Brahmasutrabhashya are commentaries on Brahma sutras. The Vedanta or Upanishadic philosophy is expounded in a series of aphorisms in Brahmasutras (Aphorisms of Brahman) by Vyasa or Badarayana (200 BCE). However, it is difficult to ascertain the historicity and authorship in the tradition of Advaita thought as Govindananda, Vacaspati Mishra and Anandagiri identify Badarayana with Vyasa, Ramanuja, Madhva, Vallabha and Baladeva mention Vyasa alone as the author of Brahma sutras.

Brahmasutras is divided into four chapters which are -

  1. Samanvaya (universal),
  2. Avirodha (non-contradiction),
  3. Sadhana (means to the realization of truth including meditation) and
  4. Phala (the attainment of the goal of realization and release.

The chapter are divided further into adhikaranas or sections. Each section takes up five questions

  1. Visaya (subject matter) which is a theme of Upanishads
  2. Vishaya (any doubt) regarding its interpretation
  3. Purva paksha (the possible view)
  4. Siddhanta (the finally accepted conclusion)
  5. Sangati (the harmony between the sections)

There are thus 192 adhikaranas and 555 sutras for instance, according to Adi Shankaracharya’s interpretation. An adhikarana may run, thus, to more that one aphorism. In such cases, the first one is the main and the subsequent ones are secondary. The number of aphorisms differs because the commentators take sometimes two aphorisms as one and vice-versa.

The oldest of extant commentaries is by Shankara, the exponent of non-dualism. A vritti by Upavarsha is mentioned by Adi Shankaracharya and Bhaskara and a vritti by Bodhayana is referred to and often quoted by Ramanuja in his Sri Bhashya. Adi Shankaracharya does not refer to Bodhyana. Unfortunately, this work of Bodhayana is not available now. Ramanuja quotes also from Dramida Bhashya, which evidently belongs to the Bhakti devotional sect of southern India. Adi Shankaracharya was followed by a host of commentators on these Sutras – Yadava Prakasha, Bhaskara, Vijnana Bhikshu, Ramanuja, Nilakantha, Sripati, Nimbarka, Madhva, Vallabha and Baladeva. There are even some recent commentaries, though not of much value. All these try to maintain that their system is the one that Badarayana propounded through his sutras.

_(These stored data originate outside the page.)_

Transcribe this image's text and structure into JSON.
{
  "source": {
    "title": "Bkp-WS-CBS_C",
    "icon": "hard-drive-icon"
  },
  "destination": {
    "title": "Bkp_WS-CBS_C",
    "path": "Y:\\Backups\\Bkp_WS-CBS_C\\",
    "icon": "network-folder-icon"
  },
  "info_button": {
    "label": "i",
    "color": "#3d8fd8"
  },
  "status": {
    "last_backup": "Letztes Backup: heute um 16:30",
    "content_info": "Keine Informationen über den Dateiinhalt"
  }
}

A present, however, only five of these great commentators have a large following – Shankara, the exponent of non-dualism; Ramanuja, the exponent of Visihtadvaita or qualified non-dualism; Nimbarka, the exponent of Bhedabheda or the theory of difference and non-difference; Madhva, the exponent of Dvaita; and Vallabha, the exponent of Suddhadvaita. All these systems seem to be based on the views of one or the other ancient Vedanta schools to which we find Badarayana referring in his sutras.